Nina Kraviz (Foto: Filippos Hatzis)
Am 29. April teilte Clone Distribution per Rundmail mit, dass der Vertrieb die Zusammenarbeit mit Nina Kraviz und ihrem Label Trip Recordings beenden wird. Nach verschieden Anfragen, unter anderem des TIME Magazines, meldet sich Serge Verschuur, Chef des Vertriebs, mit einem ausführlichen Statement zu Wort. Auch Nina Kraviz teilte gestern, nach langen Schweigen zu den Vorwürfen aus der Szene, ihre Sicht der Dinge.
Verschuur kritisiert in seiner Stellungnahme nicht nur Kraviz’ bisherige Stille zum Krieg in der Ukraine, zu der sich auch schon die ukrainische DJ Nastia geäußert hat. Seiner Meinung nach sei es nicht hinzunehmen, dass Kraviz weder öffentlich noch privat zu erkennen gegeben hat, dass sie die russische Aggression nicht unterstützt, und keinerlei Zeichen von Empathie gegenüber der Opfern des Krieges gezeigt hat.

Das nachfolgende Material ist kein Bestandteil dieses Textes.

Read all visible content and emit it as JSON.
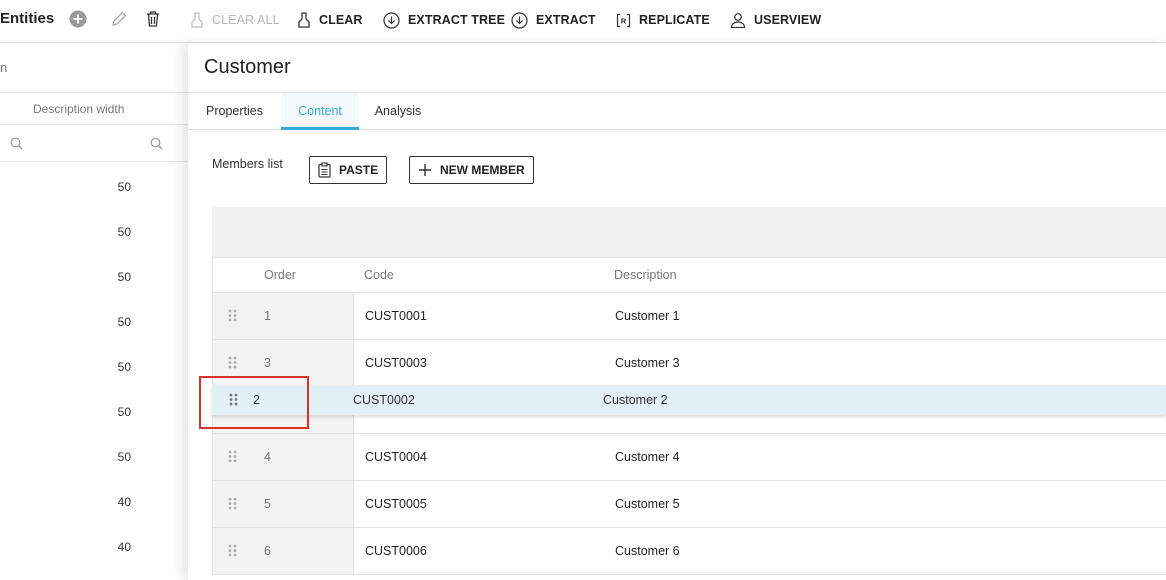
{
  "toolbar": {
    "title": "Entities",
    "clear_all": "CLEAR ALL",
    "clear": "CLEAR",
    "extract_tree": "EXTRACT TREE",
    "extract": "EXTRACT",
    "replicate": "REPLICATE",
    "userview": "USERVIEW"
  },
  "left_panel": {
    "header_fragment": "n",
    "column_header": "Description width",
    "values": [
      "50",
      "50",
      "50",
      "50",
      "50",
      "50",
      "50",
      "40",
      "40"
    ]
  },
  "detail": {
    "title": "Customer",
    "tabs": [
      {
        "label": "Properties",
        "active": false
      },
      {
        "label": "Content",
        "active": true
      },
      {
        "label": "Analysis",
        "active": false
      }
    ],
    "members_label": "Members list",
    "paste_label": "PASTE",
    "new_member_label": "NEW MEMBER",
    "grid": {
      "columns": [
        "Order",
        "Code",
        "Description"
      ],
      "rows": [
        {
          "order": "1",
          "code": "CUST0001",
          "description": "Customer 1"
        },
        {
          "order": "3",
          "code": "CUST0003",
          "description": "Customer 3"
        },
        {
          "order": "",
          "code": "",
          "description": ""
        },
        {
          "order": "4",
          "code": "CUST0004",
          "description": "Customer 4"
        },
        {
          "order": "5",
          "code": "CUST0005",
          "description": "Customer 5"
        },
        {
          "order": "6",
          "code": "CUST0006",
          "description": "Customer 6"
        }
      ],
      "dragged_row": {
        "order": "2",
        "code": "CUST0002",
        "description": "Customer 2"
      }
    }
  },
  "colors": {
    "accent": "#3aa8d8",
    "highlight": "#d9302c",
    "drag_row": "#e1f0f4"
  }
}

„Weil sie sich weigert, Partei zu ergreifen, (…) kann Nina ihr Leben als Künstlerin fortzusetzen, (…) während die Plünderung, die Vergewaltigung, das Morden und die Zerstörung eines Landes durch ihre Landsleute weitergeht”, so ein Auszug aus Verschuurs Erklärung.

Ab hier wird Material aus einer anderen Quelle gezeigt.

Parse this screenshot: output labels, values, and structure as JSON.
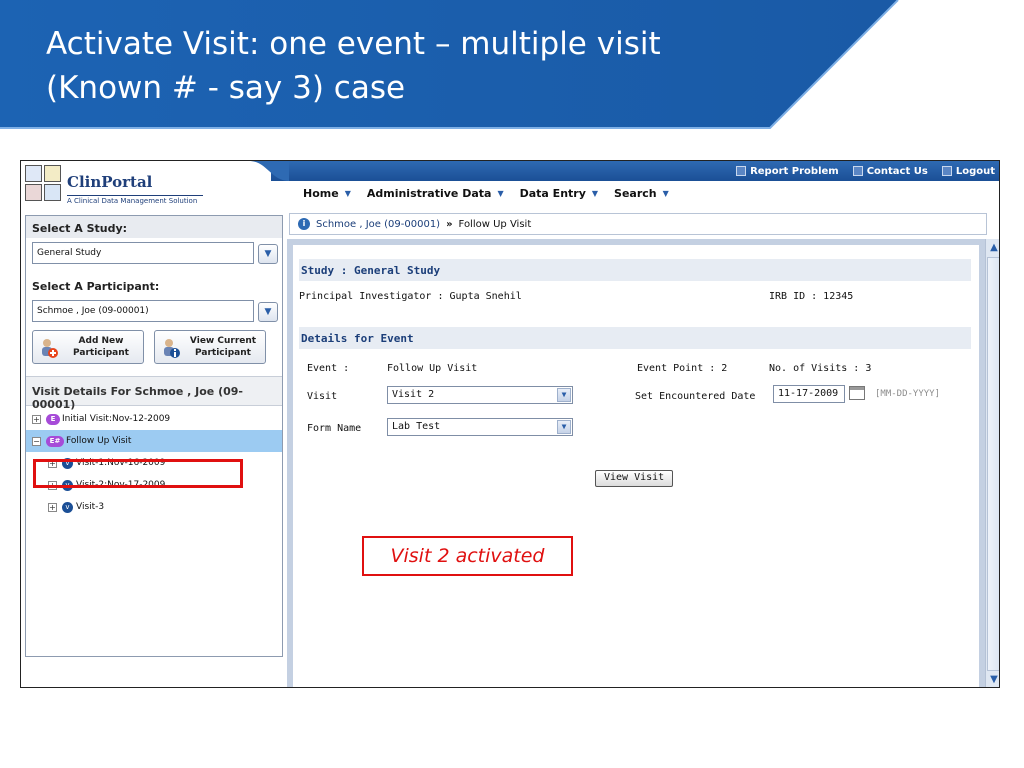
{
  "slide": {
    "title_line1": "Activate Visit: one event – multiple visit",
    "title_line2": "(Known # - say 3) case"
  },
  "app": {
    "logo_name": "ClinPortal",
    "logo_tag": "A Clinical Data Management Solution",
    "top_links": {
      "report": "Report Problem",
      "contact": "Contact Us",
      "logout": "Logout"
    },
    "menu": {
      "home": "Home",
      "admin": "Administrative Data",
      "data_entry": "Data Entry",
      "search": "Search"
    },
    "left": {
      "select_study_label": "Select A Study:",
      "study_value": "General Study",
      "select_participant_label": "Select A Participant:",
      "participant_value": "Schmoe , Joe (09-00001)",
      "add_new_line1": "Add New",
      "add_new_line2": "Participant",
      "view_current_line1": "View Current",
      "view_current_line2": "Participant",
      "visit_details_head": "Visit Details For  Schmoe , Joe (09-00001)",
      "tree": {
        "n1_badge": "E",
        "n1_label": "Initial Visit:Nov-12-2009",
        "n2_badge": "E#",
        "n2_label": "Follow Up Visit",
        "n3_label": "Visit-1:Nov-16-2009",
        "n4_label": "Visit-2:Nov-17-2009",
        "n5_label": "Visit-3"
      }
    },
    "breadcrumb": {
      "participant": "Schmoe , Joe (09-00001)",
      "separator": "»",
      "current": "Follow Up Visit"
    },
    "study": {
      "section_title": "Study : General Study",
      "pi": "Principal Investigator : Gupta Snehil",
      "irb": "IRB ID : 12345"
    },
    "event": {
      "section_title": "Details for Event",
      "event_label": "Event :",
      "event_value": "Follow Up Visit",
      "event_point": "Event Point : 2",
      "num_visits": "No. of Visits : 3",
      "visit_label": "Visit",
      "visit_value": "Visit 2",
      "encounter_label": "Set Encountered Date",
      "encounter_date": "11-17-2009",
      "date_hint": "[MM-DD-YYYY]",
      "form_label": "Form Name",
      "form_value": "Lab Test",
      "view_button": "View Visit"
    }
  },
  "callout": "Visit 2 activated",
  "colors": {
    "banner": "#1b5fae",
    "highlight": "#e01010",
    "selected_row": "#9ccbf2"
  }
}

Kraviz habe laut Verschuur und dem oben erwähnten Bericht des TIME Magazines immer wieder mit prorussischen Bildern gespielt. Sie habe unter anderem ein Putin-Meme mit dem Satz „Don’t underestimate a Russki” gepostet oder die Behauptung, Stalin habe 20 Millionen Sowjets umgebracht, auf Twitter als „propagandistische Wiki-Info” abgetan – die Zahl wird von vielen Historiker*innen bestätigt. Zudem äußerte sie sich zu einem Film über den russischen Geschäftsmann Mikhail Khodorkovsky, der als Gegenspieler Putins gilt, mit den Worten: „freak PR action for the guilty person”.

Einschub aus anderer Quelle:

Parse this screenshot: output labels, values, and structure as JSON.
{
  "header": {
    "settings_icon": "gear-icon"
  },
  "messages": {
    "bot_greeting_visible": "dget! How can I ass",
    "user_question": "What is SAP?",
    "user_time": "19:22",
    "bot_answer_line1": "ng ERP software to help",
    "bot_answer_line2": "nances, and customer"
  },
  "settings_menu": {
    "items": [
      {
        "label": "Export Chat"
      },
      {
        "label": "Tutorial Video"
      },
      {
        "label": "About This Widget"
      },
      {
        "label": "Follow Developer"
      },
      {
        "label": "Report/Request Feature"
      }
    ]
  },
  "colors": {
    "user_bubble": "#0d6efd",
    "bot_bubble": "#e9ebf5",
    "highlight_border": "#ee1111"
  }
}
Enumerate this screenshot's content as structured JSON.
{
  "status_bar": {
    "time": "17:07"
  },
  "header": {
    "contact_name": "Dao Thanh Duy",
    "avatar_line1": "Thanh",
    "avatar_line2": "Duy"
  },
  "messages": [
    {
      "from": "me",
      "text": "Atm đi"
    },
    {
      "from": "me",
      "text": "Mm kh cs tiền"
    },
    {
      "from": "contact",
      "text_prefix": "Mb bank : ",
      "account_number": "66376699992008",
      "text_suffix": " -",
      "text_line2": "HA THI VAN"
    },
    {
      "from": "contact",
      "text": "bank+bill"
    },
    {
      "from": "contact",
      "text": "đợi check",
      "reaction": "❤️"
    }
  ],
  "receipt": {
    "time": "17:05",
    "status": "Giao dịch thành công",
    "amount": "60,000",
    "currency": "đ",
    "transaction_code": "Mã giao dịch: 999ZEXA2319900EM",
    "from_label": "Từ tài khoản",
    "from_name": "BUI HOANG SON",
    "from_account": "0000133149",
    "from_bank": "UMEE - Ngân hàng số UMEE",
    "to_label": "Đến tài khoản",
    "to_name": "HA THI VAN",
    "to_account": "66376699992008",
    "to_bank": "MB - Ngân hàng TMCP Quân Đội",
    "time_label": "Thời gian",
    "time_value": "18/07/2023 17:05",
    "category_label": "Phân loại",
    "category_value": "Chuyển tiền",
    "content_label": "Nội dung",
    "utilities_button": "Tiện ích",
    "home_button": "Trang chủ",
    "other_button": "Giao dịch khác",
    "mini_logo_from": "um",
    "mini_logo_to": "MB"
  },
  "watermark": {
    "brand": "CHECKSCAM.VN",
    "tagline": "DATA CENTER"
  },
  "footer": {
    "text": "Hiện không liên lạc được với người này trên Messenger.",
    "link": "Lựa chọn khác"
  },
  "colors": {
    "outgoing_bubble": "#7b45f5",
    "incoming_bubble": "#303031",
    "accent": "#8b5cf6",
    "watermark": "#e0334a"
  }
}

Kraviz selbst hat sich nun auf den sozialen Plattformen zu Wort gemeldet. Sie sei keine politische Person und stünde für Musik und Frieden. In ihrem Statement steht unter anderem: „Ich bin Musikerin und habe mich nie an der Unterstützung von Politikern beteiligt […]. Ich verstehe Politik und die sozialen Prozesse, die sie hervorbringt, nicht. Ich halte es daher für falsch, über die Geschehnisse in den sozialen Medien zu sprechen. Meiner Meinung nach kann das den Grad dieses alles verzehrenden Hasses nur erhöhen und trägt nicht zum Verständnis bei. Nach Seneca, einem römischen Stoiker, Staatsmann und Dramatiker, wird die Fehde von selbst erlöschen, wenn eine Seite sich weigert, sie zu befeuern.”